Like most coding style guidelines, the following is a bit opinionated. Feel free to add some of your own opinions in the comments below.
  1. Use an extension method when the functionality is most relevant to the extended type. For example, it’s reasonable to have an extension method date.AddDays(numDays) that extends DateTime. But it’s not reasonable the other way around with days.AddToDate(date) that extends int. That’s because this method is more relevant to DateTime than to int.
  2. Use extension methods on interfaces to add common functionality to classes that don’t have a common base class. That’s the case with LINQ methods extending the IEnumerable interface.
  3. You should have a good reason to use an extension method instead of an instance method. One such reason is when dealing with classes that aren’t your own, like a class from a 3rd party library. For example, you can extend FileInfo from the .NET framework:
public static int CountLines(this FileInfo fileInfo)
    return File.ReadAllLines(fileInfo.FullName).Length;
  1. You can use extension methods to achieve separation of concerns when you don’t want to mix some dependency with the extended type.

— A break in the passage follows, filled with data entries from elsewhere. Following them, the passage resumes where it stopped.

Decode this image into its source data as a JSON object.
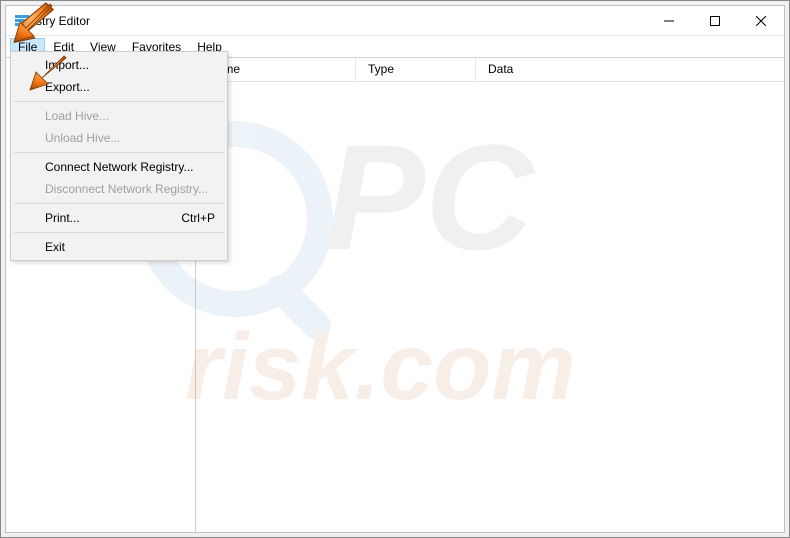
{
  "window": {
    "title": "stry Editor",
    "full_title_hint": "Registry Editor"
  },
  "menubar": {
    "items": [
      "File",
      "Edit",
      "View",
      "Favorites",
      "Help"
    ]
  },
  "dropdown": {
    "import": "Import...",
    "export": "Export...",
    "load_hive": "Load Hive...",
    "unload_hive": "Unload Hive...",
    "connect": "Connect Network Registry...",
    "disconnect": "Disconnect Network Registry...",
    "print": "Print...",
    "print_shortcut": "Ctrl+P",
    "exit": "Exit"
  },
  "columns": {
    "name": "Name",
    "type": "Type",
    "data": "Data"
  },
  "watermark": {
    "line1": "PC",
    "line2": "risk.com"
  },
  "icons": {
    "app": "registry-editor-icon",
    "minimize": "minimize-icon",
    "maximize": "maximize-icon",
    "close": "close-icon"
  }
}
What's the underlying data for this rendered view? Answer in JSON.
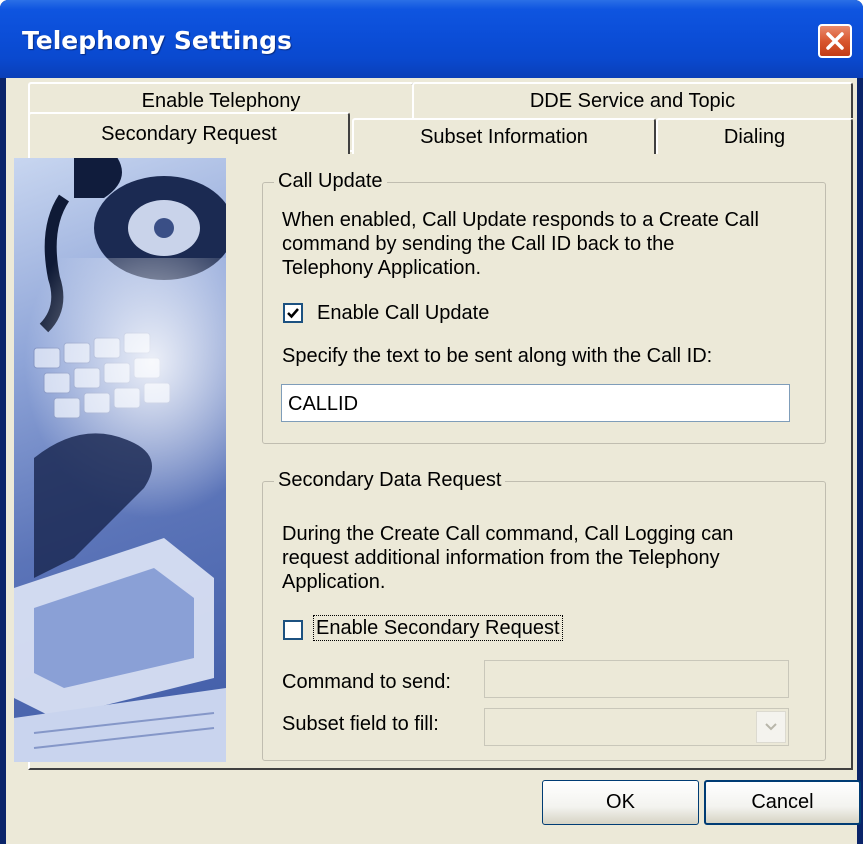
{
  "window": {
    "title": "Telephony Settings"
  },
  "tabs": {
    "row_back": [
      "Enable Telephony",
      "DDE Service and Topic"
    ],
    "row_front": [
      "Secondary Request",
      "Subset Information",
      "Dialing"
    ],
    "active": "Secondary Request"
  },
  "call_update": {
    "group_label": "Call Update",
    "description_lines": [
      "When enabled, Call Update responds to a Create Call",
      "command by sending the Call ID back to the",
      "Telephony Application."
    ],
    "checkbox_label": "Enable Call Update",
    "checkbox_checked": true,
    "text_prompt": "Specify the text to be sent along with the Call ID:",
    "text_value": "CALLID"
  },
  "secondary_request": {
    "group_label": "Secondary Data Request",
    "description_lines": [
      "During the Create Call command, Call Logging can",
      "request additional information from the Telephony",
      "Application."
    ],
    "checkbox_label": "Enable Secondary Request",
    "checkbox_checked": false,
    "command_label": "Command to send:",
    "command_value": "",
    "subset_label": "Subset field to fill:",
    "subset_value": ""
  },
  "buttons": {
    "ok": "OK",
    "cancel": "Cancel"
  },
  "icons": {
    "close": "close-icon",
    "check": "checkmark-icon",
    "dropdown": "chevron-down-icon"
  },
  "colors": {
    "titlebar": "#0b4ed8",
    "dialog_bg": "#ece9d8",
    "close_button": "#d9572f"
  }
}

For example, you might want to extend Customer with a method like this:
public static AdjustLastSeen(this Customer customer, TimeZoneManager timeZoneManager)
    // ...

In the above case, if you don’t want Customer to have a dependency on TimeZoneManager, you can achieve this with an extension method. Note that in similar cases, extension methods might not be the best choice.

  1. By using extension methods with a return type, you can achieve a functional programming syntax. For example:
public static IEnumerable<Customer> AboveAge(this IEnumerable<Customer> customers, int age)
    return customers.Where(c => c.Age > age);

public static IEnumerable<Customer> OnlyMale(this IEnumerable<Customer> customers)
    return customers.Where(c => c.Gender == "Male");

public static IEnumerable<Customer> OnlyFemale(this IEnumerable<Customer> customers)
    return customers.Where(c => c.Gender == "Female");

// usage:
var potentialBuyers = customers.AboveAge(42).OnlyFemale();

That’s not to say you should never use extension methods without a return type.

  1. When you’re not sure which Type is the one to extend, don’t use extension methods. For example, to build a house from brick and mortar I can extend brick with brick.BuildHouse(mortar), or I can extend mortar with mortar.BuildHouse(brick). Since neither is really more suitable than the other, this probably shouldn’t be an extension method.
  2. Avoid having a state in your extension methods. It’s best practice to avoid having a state in static classes entirely because it makes them much harder to mock for tests.

One possible exception is if you want to use memoization in your extension methods. That’s the caching of inputs and output to reuse results. Use it with care, since you have to consider eviction policies and object lifetime. Well, that’s a subject for another blog post.

  1. Avoid extending primitives. There are a couple of reasons for that. For one thing, it will be very hard to find a method that’s most relevant to the primitive (see item #1). Besides, there’s the technical issue of your IDE (Visual Studio) showing this method in auto-complete intellisense whenever you’re using that primitive.
  2. Group extension method for the same type in the same class. It’s easier to find those methods in the code. Besides, they all should have a lot in common since they are all relevant to the same type.


Extension methods are an excellent addition to the C# language. They enable us to write nicer, more readable code. They allow for more functionally styled programming, which is very much needed in an object-oriented language.

They also should be used with care. Inappropriate use of extension methods can create less readable code, make it harder to test and even be prone to errors. For example, when you extend the int type with the method AddBalanceToBankAccount, that extension method will appear in Visual Studio’s intellisense for any integer, forever tempting you to add that balance.